40613.diff (6.9 KB) - added by spacedmonkey 4 years ago.

Download all attachments as: .zip

Change History (10)

#1 @johnjamesjacoby
5 years ago

  • Description modified (diff)

#2 @spacedmonkey
4 years ago

#41847 was marked as a duplicate.

4 years ago

#3 @spacedmonkey
4 years ago

  • Keywords has-patch needs-testing added
  • Version set to 3.1

My first patch adds basic caching. It add cache invalidation for user meta, adding users to blogs and CRUD functions for users.

This changes all queries to be ids, get the whole user object. Then for fields queries, just pick off the fields out of the WP_User object that you want.

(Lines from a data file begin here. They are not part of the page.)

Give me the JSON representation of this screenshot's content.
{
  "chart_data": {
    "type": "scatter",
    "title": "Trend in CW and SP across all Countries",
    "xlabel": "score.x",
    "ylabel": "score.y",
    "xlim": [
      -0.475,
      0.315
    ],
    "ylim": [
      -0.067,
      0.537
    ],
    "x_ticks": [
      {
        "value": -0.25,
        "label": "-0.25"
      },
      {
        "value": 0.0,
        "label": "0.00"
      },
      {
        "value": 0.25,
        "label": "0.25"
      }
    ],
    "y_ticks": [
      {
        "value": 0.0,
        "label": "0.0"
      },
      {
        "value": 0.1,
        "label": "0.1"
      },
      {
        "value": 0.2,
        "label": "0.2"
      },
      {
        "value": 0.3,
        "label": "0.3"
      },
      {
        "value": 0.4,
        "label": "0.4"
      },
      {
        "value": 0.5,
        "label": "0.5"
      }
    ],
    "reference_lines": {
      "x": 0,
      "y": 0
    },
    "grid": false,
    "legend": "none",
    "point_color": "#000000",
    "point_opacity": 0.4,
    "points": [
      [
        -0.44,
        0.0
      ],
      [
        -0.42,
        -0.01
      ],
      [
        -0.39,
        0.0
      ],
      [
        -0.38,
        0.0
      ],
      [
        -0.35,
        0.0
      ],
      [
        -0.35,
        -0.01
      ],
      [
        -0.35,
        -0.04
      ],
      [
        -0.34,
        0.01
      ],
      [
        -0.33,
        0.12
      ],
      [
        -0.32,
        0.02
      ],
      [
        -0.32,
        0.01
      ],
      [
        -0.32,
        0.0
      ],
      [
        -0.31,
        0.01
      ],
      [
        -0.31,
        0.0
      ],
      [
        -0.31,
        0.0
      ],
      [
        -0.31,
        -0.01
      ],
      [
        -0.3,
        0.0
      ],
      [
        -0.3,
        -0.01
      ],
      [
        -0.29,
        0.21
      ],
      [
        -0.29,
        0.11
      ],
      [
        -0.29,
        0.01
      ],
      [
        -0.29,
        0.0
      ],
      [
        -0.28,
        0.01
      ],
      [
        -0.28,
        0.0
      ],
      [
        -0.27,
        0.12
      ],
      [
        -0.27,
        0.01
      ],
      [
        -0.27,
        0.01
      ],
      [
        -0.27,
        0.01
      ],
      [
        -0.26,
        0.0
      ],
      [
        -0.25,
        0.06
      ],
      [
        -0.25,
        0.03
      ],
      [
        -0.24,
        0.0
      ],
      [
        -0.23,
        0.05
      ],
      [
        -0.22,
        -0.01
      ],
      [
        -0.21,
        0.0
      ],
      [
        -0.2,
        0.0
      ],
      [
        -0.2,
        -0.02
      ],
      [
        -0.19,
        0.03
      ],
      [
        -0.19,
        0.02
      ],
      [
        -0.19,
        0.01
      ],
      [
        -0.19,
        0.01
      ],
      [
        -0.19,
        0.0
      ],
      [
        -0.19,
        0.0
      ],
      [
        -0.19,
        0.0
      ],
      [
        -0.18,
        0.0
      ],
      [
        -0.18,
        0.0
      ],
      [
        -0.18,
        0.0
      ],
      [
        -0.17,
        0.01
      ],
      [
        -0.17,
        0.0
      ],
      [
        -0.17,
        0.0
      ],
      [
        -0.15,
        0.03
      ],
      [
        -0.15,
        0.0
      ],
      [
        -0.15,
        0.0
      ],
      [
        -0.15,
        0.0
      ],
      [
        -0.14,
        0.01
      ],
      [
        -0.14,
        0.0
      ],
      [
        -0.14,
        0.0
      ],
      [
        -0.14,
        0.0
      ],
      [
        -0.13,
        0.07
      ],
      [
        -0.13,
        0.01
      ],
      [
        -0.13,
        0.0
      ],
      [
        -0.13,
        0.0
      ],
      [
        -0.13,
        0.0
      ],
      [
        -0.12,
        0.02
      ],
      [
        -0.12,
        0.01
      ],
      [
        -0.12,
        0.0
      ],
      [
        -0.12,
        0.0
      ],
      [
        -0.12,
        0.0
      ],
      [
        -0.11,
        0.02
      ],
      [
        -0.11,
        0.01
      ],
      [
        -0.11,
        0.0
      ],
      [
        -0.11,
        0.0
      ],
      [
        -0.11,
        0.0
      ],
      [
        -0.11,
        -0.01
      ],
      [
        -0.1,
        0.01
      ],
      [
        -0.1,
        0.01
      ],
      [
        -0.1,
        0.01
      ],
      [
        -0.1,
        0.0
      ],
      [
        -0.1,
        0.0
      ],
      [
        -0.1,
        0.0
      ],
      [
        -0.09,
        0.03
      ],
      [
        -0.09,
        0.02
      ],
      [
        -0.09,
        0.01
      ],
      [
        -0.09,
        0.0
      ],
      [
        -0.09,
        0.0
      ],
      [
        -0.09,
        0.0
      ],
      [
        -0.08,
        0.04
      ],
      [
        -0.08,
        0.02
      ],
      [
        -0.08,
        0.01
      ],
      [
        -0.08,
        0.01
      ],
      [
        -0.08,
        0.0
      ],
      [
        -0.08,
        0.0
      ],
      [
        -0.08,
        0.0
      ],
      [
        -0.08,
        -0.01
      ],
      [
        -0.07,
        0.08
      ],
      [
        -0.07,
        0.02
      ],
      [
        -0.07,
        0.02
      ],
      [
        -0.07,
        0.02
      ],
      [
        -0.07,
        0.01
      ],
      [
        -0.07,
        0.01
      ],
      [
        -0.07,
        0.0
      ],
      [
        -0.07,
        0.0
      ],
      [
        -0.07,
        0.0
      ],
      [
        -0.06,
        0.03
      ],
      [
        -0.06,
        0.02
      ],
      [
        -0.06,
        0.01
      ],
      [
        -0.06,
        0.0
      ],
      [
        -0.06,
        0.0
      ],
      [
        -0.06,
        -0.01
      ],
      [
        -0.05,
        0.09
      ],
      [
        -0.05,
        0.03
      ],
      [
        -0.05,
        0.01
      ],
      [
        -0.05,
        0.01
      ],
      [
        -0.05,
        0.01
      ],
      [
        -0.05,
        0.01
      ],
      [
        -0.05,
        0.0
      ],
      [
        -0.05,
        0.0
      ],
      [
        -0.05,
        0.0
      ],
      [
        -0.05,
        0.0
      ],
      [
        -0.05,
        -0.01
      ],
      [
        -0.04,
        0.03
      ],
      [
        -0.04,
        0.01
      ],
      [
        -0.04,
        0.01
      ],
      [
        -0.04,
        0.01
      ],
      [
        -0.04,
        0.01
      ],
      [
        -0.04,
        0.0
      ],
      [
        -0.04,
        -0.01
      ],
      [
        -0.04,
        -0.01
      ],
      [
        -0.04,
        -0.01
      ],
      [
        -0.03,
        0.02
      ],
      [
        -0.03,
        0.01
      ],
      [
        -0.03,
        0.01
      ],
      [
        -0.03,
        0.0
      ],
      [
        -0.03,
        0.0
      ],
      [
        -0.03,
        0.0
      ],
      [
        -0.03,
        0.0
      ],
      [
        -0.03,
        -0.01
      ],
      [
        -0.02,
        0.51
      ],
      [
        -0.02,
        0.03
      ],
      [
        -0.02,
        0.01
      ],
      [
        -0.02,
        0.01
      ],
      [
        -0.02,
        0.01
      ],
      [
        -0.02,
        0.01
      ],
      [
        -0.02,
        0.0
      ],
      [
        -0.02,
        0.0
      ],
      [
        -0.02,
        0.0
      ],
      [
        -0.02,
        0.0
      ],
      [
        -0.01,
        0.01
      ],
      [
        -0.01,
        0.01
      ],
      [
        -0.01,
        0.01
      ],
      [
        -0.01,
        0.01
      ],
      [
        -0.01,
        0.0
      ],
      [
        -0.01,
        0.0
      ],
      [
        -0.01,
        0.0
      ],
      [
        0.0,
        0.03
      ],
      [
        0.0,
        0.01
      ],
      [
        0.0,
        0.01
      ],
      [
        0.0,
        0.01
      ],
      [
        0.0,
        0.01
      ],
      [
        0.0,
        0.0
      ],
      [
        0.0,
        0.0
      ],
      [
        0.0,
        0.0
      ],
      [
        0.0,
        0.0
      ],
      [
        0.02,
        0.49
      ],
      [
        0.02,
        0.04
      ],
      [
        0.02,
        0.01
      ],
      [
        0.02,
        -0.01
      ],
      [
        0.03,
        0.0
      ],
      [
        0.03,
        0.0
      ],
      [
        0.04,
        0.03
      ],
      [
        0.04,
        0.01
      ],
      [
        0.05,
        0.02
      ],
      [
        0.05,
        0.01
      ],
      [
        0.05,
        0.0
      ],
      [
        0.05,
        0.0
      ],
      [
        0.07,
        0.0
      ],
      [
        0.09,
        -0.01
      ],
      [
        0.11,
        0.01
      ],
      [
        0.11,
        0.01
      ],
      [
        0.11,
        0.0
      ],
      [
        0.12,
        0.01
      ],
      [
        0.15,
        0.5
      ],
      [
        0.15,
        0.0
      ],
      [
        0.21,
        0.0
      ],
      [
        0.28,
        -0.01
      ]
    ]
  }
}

Other big change is to the cache_users function. This function is very similar to _prime_<type>_cache function. I have added new param to cache_users of $update_meta_cache to optionally prime user meta caches.

#5 @westi
4 years ago

Some thoughts on the latest patch:

  • It uses two different last_changes values - users and comments - I guess some copy paste bug.
  • As mentioned in the original ticket adding caching here is probably not going to help at all on busy multi-site installs because the cache will continually be invalidated - potentially just adding useless cache set traffic both for individual query results and updates to last_changed.
  • I wonder if a better solution to the described problems would be to introduce in-memory non-persistent caching for query results so that re-running queries in the same page generation will be neutered.
  • Ideally we should add caching only when we can demostrate a functional performance improvement not just because we can.

#6 @dd32
4 years ago

I have some serious concerns about adding caching here - it seems like it's something that for the majority of sites will fall into one of the following buckets

  • It's a small site, and get_users() is called with the same set of simple arguments, resulting in cache hits
  • It's a large site, where get_users() is seldom called but when it is it's a few simple arguments, resulting in cache hits
  • It's a large site, where get_users() is called often, with varied arguments (often complex) resulting in many cache misses due to varying keys

For the first two cases, a cache here would be useful, however, I don't think they would really need the cache at all.
The 3rd case is where caching would be thought to be needed, but if the query arguments change often then caching wouldn't actually be of benefit.
If the reasoning for this change is simply to reduce queries, that seems like the incorrect way to go, and I'd suggest that looking at what is calling get_users() often is a better case of a location for the caching.

While we could make the caching for get_users() in-memory non-persistent (like we do with say comments IIRC), I'm not convinced that it'll actually help site performance and instead just make this part of the code more complex.

To tack on to @westi's comment though - in-memory non-persistent query caching sounds like an interesting approach, and one that i believe some DB caching dropins may already do. I'd like to see that built up in a plugin myself to see exactly what impact it has on a regular site (and then a site which would actually benefit from it) past memory usage - but i suspect it wouldn't be of great benefit to the majority of installs (and probably a detriment to a lot of them).

#7 @strategio
4 years ago

We are running a big site with more than 100k users and this is causing an important performance hit for us. I think an in-memory caching would already help. For instance, a user drop-down is displayed twice in "Posts -> All Posts" and for each call, get_users is called with the same arguments. One unique query takes ~3s, so this is an important place of improvement for us.

If you still prefer not to add caching in get_users, let me know and I will open a ticket to fix it at least in WP_Posts_List_Table::inline_edit where wp_dropdown_users is called twice.

#8 @spacedmonkey
3 years ago

As caching requirements will be different for different projects, it may be best to keep this caching as a plugin. To that end, I have created a plugin that will do the caching. You can find the code here. This plugin requires a number of new filters to added in core.

I would love feedback on this plugin.

Note: See TracTickets for help on using tickets.